A characteristic rash usually appears three to four days after the initial symptoms develop.

Last week, visitors traveling through Melbourne Airport were asked to monitor for symptoms until Saturday, December 3.

There have been three confirmed cases in a family that traveled to Melbourne from Singaporewhich brings the total number of confirmed cases in 2022 to five.

The passengers boarded Qantas flight QF36/Emirates flight EK5036 in Singapore on Monday and landed at Melbourne Tullamarine Airport at around 6.10am on Tuesday. They were reportedly at the airport by 8:40 am.

Victoria’s deputy chief health officer Deborah Friedman urged people who developed symptoms to seek medical attention, wear a mask and call ahead to ensure they can be isolated from others.

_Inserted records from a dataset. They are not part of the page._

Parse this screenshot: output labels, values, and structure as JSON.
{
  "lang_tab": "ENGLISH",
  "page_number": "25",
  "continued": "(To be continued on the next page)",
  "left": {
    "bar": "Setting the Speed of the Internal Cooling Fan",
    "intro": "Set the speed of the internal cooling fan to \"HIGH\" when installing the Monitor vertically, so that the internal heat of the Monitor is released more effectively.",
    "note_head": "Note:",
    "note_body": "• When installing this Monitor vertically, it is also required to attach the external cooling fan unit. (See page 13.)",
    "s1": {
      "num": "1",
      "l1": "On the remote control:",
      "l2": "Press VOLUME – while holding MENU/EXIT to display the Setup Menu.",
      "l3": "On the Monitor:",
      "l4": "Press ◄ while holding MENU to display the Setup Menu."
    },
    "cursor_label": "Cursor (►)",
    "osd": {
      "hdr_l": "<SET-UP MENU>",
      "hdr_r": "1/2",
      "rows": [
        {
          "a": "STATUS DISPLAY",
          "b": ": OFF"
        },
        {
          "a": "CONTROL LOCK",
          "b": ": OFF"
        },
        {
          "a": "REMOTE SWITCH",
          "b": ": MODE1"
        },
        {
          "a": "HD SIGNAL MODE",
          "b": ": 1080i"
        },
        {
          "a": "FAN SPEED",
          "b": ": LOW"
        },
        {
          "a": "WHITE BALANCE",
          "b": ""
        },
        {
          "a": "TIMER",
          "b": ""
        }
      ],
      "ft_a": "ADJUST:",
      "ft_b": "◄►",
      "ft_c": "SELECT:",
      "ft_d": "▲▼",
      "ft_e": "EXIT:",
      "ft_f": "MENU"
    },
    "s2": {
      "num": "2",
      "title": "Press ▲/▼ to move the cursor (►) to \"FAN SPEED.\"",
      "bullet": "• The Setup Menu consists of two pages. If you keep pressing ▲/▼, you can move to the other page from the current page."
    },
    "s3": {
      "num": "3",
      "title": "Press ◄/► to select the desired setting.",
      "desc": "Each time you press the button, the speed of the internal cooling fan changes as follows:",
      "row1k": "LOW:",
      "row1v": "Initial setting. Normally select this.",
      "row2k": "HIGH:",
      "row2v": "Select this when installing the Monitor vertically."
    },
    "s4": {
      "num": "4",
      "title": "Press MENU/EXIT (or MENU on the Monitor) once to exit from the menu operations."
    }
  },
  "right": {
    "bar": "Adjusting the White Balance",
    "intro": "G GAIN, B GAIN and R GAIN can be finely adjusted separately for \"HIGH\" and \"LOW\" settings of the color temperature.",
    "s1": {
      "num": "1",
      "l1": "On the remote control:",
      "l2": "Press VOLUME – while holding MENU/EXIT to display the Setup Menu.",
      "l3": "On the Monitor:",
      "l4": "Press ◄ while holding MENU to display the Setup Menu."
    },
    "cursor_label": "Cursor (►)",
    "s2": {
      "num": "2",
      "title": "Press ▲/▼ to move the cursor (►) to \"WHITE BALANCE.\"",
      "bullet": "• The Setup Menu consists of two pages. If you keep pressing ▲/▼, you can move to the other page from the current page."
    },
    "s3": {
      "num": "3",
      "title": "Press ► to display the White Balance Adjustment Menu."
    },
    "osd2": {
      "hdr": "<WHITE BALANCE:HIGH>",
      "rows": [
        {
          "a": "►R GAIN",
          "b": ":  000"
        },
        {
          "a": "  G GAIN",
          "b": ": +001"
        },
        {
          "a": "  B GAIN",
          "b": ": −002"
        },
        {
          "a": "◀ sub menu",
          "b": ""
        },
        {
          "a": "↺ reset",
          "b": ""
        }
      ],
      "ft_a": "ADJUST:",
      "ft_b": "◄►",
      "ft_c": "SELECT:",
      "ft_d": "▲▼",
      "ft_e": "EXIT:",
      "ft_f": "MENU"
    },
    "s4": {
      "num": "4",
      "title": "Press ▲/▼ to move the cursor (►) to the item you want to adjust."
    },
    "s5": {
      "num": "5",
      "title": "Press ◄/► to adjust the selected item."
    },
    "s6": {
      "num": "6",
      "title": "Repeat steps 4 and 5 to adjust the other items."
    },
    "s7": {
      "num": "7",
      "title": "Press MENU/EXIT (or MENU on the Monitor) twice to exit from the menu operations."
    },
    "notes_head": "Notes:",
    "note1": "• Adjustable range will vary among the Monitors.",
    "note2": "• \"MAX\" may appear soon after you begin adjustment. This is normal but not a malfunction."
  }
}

A vial of measles/rubella vaccine.
A vial of measles/rubella vaccine.
AFP via Getty Images

She said young children and adults with weakened immune systems are most at risk of serious illness.

“Measles is a highly contagious viral disease that spreads rapidly through close contact, especially among those who are not fully vaccinated,” Ms Friedman said.

This comes after NSW reported its first case of measles in two years in September this year. A person in his 50s was infected after traveling to Asia and developed symptoms after returning to Sydney.